In college, Koenig adopted this tale but relocated it to Cape Cod, Massachusetts. The father of his protagonist, Walcott, is killed by vampires, leading him on a mission to Cape Cod in order to tell the mayor of their presence in the area. The film was abandoned and forgotten not long after it was started, only to be rediscovered just before the conception of Vampire Weekend, the band.

“For two days he filmed this movie called Vampire Weekend about this guy named Walcott whose dad gets killed by vampires,” bassist Chris Baio explained to artistdirect, “And he travels up to Cape Cod to warn the mayor of Cape Cod that vampires are attacking the country. He only made it for two days, and then sort of forgot about it for a while.”

It was several years before it was rediscovered and reused. “And, then, two-and-a-half years later, during his senior year, he sort of unearthed the footage for it, and made it into a two minute trailer,” Baio explained. According to the bassist, this was only around a month before the band formed.

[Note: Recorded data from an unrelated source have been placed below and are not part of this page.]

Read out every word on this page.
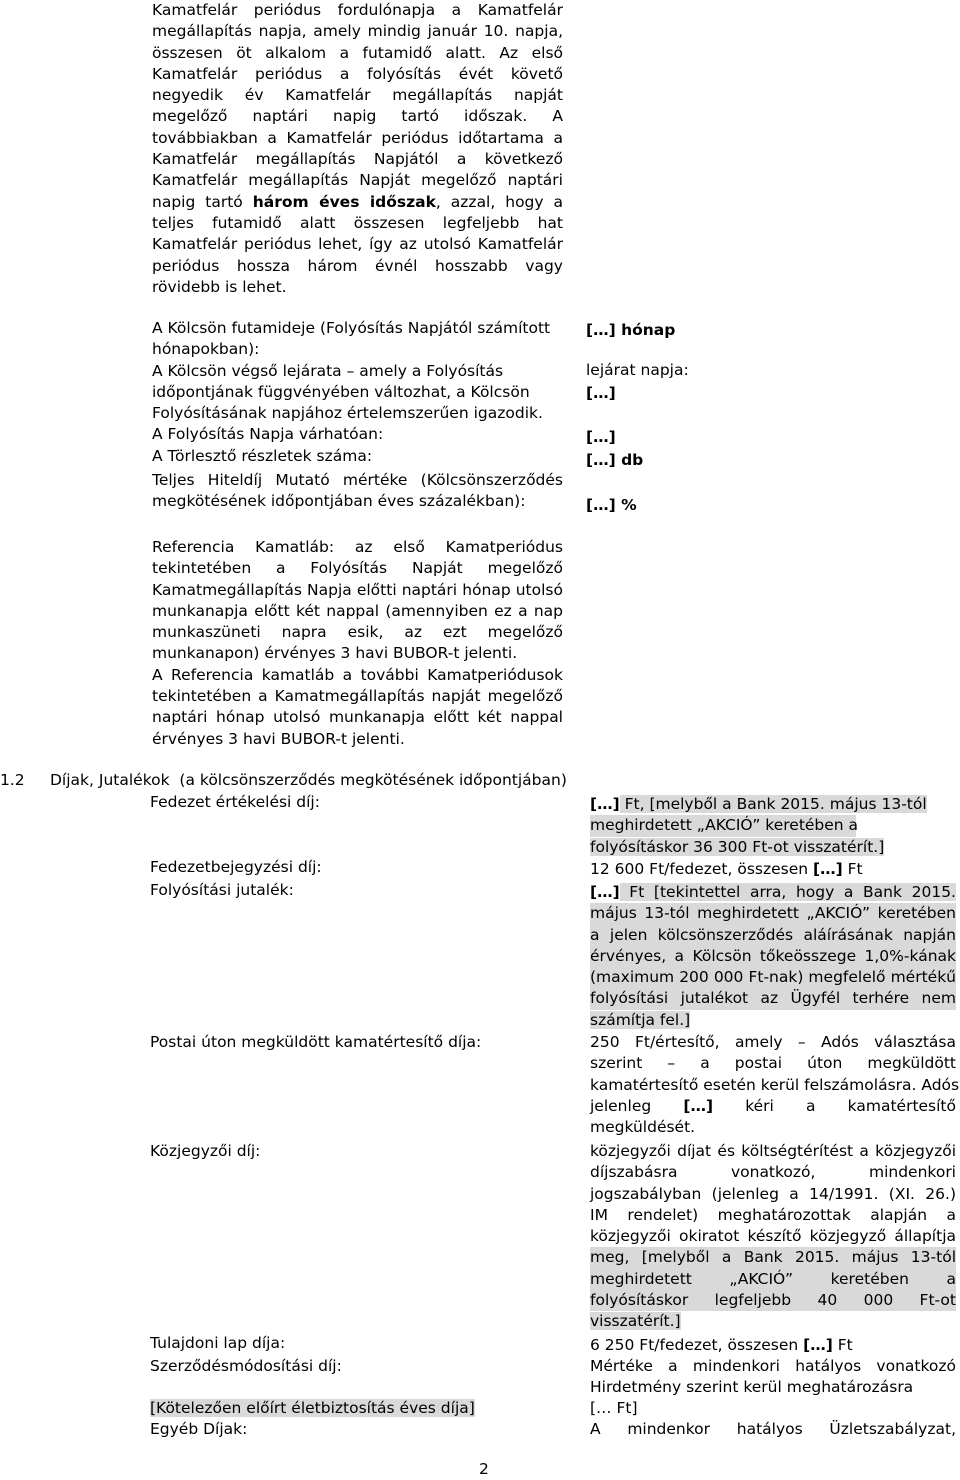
Kamatfelár periódus fordulónapja a Kamatfelár
megállapítás napja, amely mindig január 10. napja,
összesen öt alkalom a futamidő alatt. Az első
Kamatfelár periódus a folyósítás évét követő
negyedik év Kamatfelár megállapítás napját
megelőző naptári napig tartó időszak. A
továbbiakban a Kamatfelár periódus időtartama a
Kamatfelár megállapítás Napjától a következő
Kamatfelár megállapítás Napját megelőző naptári
napig tartó három éves időszak, azzal, hogy a
teljes futamidő alatt összesen legfeljebb hat
Kamatfelár periódus lehet, így az utolsó Kamatfelár
periódus hossza három évnél hosszabb vagy
rövidebb is lehet.
A Kölcsön futamideje (Folyósítás Napjától számított
hónapokban):
A Kölcsön végső lejárata – amely a Folyósítás
időpontjának függvényében változhat, a Kölcsön
Folyósításának napjához értelemszerűen igazodik.
A Folyósítás Napja várhatóan:
A Törlesztő részletek száma:
Teljes Hiteldíj Mutató mértéke (Kölcsönszerződés
megkötésének időpontjában éves százalékban):
[…] hónap
lejárat napja:
[…]
[…]
[…] db
[…] %
Referencia Kamatláb: az első Kamatperiódus
tekintetében a Folyósítás Napját megelőző
Kamatmegállapítás Napja előtti naptári hónap utolsó
munkanapja előtt két nappal (amennyiben ez a nap
munkaszüneti napra esik, az ezt megelőző
munkanapon) érvényes 3 havi BUBOR-t jelenti.
A Referencia kamatláb a további Kamatperiódusok
tekintetében a Kamatmegállapítás napját megelőző
naptári hónap utolsó munkanapja előtt két nappal
érvényes 3 havi BUBOR-t jelenti.
1.2 Díjak, Jutalékok  (a kölcsönszerződés megkötésének időpontjában)
Fedezet értékelési díj:
Fedezetbejegyzési díj:
Folyósítási jutalék:
Postai úton megküldött kamatértesítő díja:
Közjegyzői díj:
Tulajdoni lap díja:
Szerződésmódosítási díj:
[Kötelezően előírt életbiztosítás éves díja]
Egyéb Díjak:
[…] Ft, [melyből a Bank 2015. május 13-tól
meghirdetett „AKCIÓ” keretében a
folyósításkor 36 300 Ft-ot visszatérít.]
12 600 Ft/fedezet, összesen […] Ft
[…] Ft [tekintettel arra, hogy a Bank 2015.
május 13-tól meghirdetett „AKCIÓ” keretében
a jelen kölcsönszerződés aláírásának napján
érvényes, a Kölcsön tőkeösszege 1,0%-kának
(maximum 200 000 Ft-nak) megfelelő mértékű
folyósítási jutalékot az Ügyfél terhére nem
számítja fel.]
250 Ft/értesítő, amely – Adós választása
szerint – a postai úton megküldött
kamatértesítő esetén kerül felszámolásra. Adós
jelenleg […] kéri a kamatértesítő
megküldését.
közjegyzői díjat és költségtérítést a közjegyzői
díjszabásra vonatkozó, mindenkori
jogszabályban (jelenleg a 14/1991. (XI. 26.)
IM rendelet) meghatározottak alapján a
közjegyzői okiratot készítő közjegyző állapítja
meg, [melyből a Bank 2015. május 13-tól
meghirdetett „AKCIÓ” keretében a
folyósításkor legfeljebb 40 000 Ft-ot
visszatérít.]
6 250 Ft/fedezet, összesen […] Ft
Mértéke a mindenkori hatályos vonatkozó
Hirdetmény szerint kerül meghatározásra
[… Ft]
A mindenkor hatályos Üzletszabályzat,
2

“So when the band came together, we sort of took it and not over-think it,” he concluded, “That, and the song ‘Walcott’ are the only connection to that movie.” Featuring on their debut record, ‘Walcott’ doesn’t seem gothic or vampiric on first listen. It opens with jubilant keys and percussion, but its lyrics take a darker turn.

“Walcott, don’t you know that it’s insane? Don’t you want to get out of Cape Cod, out of Cape Cod tonight?” the frontman sings, and it’s clear to picture the short film it might have accompanied. Between descriptions of evil feasting on human lives and urges to take flight, it tells that same abandoned story from years before.